George Edwin Curnow

George Edwin Curnow

George Edwin Curnow joined the Mounted Police on 1 August 1867 and was stationed, in the latter part of the 1860s, at the Mount Freeling Police Station in the far north of South Australia. During that time he had to cover an area of thousands of square kilometres. On 10 May 1868 he was in Blinman to arrest Robert Graham for stealing $16 from Robert Blinman. After the property was recovered Graham was discharged. That same week he was at Nuccaleena to arrest William Perkins for stealing money and other items from Michael Marra. Later that year he was at Mundowdna searching for the bodies of 2 Aborigines.

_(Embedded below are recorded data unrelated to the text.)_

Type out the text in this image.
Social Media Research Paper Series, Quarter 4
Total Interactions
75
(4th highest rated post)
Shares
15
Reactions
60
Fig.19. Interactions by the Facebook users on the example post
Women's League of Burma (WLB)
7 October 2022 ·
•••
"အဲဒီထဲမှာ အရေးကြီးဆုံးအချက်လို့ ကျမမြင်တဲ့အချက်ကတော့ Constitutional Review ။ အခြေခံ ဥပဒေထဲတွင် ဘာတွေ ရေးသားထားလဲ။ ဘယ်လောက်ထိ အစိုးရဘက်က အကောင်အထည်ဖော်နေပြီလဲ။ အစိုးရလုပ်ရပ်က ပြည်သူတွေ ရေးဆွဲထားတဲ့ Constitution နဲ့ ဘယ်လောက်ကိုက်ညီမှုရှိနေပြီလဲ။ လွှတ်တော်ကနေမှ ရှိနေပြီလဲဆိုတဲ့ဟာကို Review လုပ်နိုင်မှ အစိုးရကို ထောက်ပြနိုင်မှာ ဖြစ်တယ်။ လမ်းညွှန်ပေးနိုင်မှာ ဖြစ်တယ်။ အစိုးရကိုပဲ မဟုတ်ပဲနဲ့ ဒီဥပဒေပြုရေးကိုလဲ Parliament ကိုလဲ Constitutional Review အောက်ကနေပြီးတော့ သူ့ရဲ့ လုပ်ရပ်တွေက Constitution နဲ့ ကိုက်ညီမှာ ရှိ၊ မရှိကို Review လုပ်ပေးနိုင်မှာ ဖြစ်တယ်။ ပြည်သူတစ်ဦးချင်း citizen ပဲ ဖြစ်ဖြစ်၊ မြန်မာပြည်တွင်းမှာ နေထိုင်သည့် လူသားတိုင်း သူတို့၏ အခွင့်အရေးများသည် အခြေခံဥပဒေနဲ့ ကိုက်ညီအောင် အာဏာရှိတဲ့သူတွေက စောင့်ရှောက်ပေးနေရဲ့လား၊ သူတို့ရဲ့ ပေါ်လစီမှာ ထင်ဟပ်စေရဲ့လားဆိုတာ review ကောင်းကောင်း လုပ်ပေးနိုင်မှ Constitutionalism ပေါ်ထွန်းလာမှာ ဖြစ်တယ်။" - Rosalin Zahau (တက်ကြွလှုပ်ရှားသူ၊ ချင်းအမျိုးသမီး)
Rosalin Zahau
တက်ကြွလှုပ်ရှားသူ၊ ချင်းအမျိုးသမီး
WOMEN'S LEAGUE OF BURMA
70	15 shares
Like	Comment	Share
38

At other times he performed the duties of census collector. The roles of policemen were many and varied. As a government representative he was at times a mine inspector, crown land ranger, collector of hawkers' licences, dog registrar and compiler of information on agricultural returns, and noxious weeds. He was also responsible for the maintenance of the police station and if any time left the investigation of crime, deaths and enforcing law and order. In 1869 he was often accompanied on his rounds by Trooper Robert Whitbread who was also stationed at Mount Freeling.

While at the Mount Freeling police station, conditions were extremely bad. During the drought of 1864-68 nothing had been done by the government to provide suitable accommodation for the troopers and even after the drought it was very slow to act. Eventually they were given a cottage by Thomas Elder who owned the property. Towards the end of 1869 Curnow had enough of it and applied for a transfer to the Northern Territory. After his request, the police station was improved and he wrote the following letter to his boss, George Hamilton, in Adelaide.

Sir, I beg most respectfully to request that I may be allowed to withdraw an application I sent in December last, applying to be stationed in the Northern Territory. I have the honour to state that since sending in that application a new station has been built here and that I have gone to considerable expense, in conjunction with P.T. Whitbread, in furnishing and fitting up this station, and that if I were to leave now it would be at a pecuniary loss. Thrusting this will prove a sufficient reason, and that I may be allowed to withdraw my application, I have the honour to be Sir, Your most obedient Servant, George E Curnow.

His request was granted and he continued for some time at this station. From December 1870 until January 1871 Curnow was stationed at Kopperamanna on the Birdsville Track until Police Trooper Samuel Gason returned. During the year the troopers visited Bolla Bollana, Umberatana, Illiawortina, Nepowie, Wooltana, Paralana, Hamilton, Blanchewater, Yudanamutana, Sliding Rock, Patsy Springs, Owieandana and Blinman. They certainly got to know the area, its people, and the possibilities of making a living in the north. Many police troppers after several years of service resigned from the force, remained in the area and started their own business, often very successfully. Curnow was no exception.

During 1874 George Edwin Curnow took over the pastoral lease, with Thomas McTurk Gibson, of Mount Flint. The year after he aquired pastoral lease 2244, of forty square miles north of Lake Arthur, on his own account for twenty-one years. On 6 December he took up residence at the young town of Beltana and bought the local store from Robert Whitbread, another ex-policeman. In July 1877 he sold his store to D.L. Murphy but a year later he was once again operating the Beltana Store.

Curnow did well and in 1878 he was able to lease a cottage and forage room to the Police Department for $156 a year. He also took up a partnership with Samuel Gason, also an ex-policeman, for the running of the local brewery and hotel. This partnership was dissolved in 1879 when Gason took up the running of the hotel and Curnow carried on the brewery.

Both Gason and Curnow enjoyed their drink. Gason was booked thirteen times for being drunk between 1879 and 1889 whereas Curnow was charged with the same offence four times in 1879 alone. Curnow still kept his shop and in 1880 became an agent for the Port Augusta Dispatch, the area's newspaper.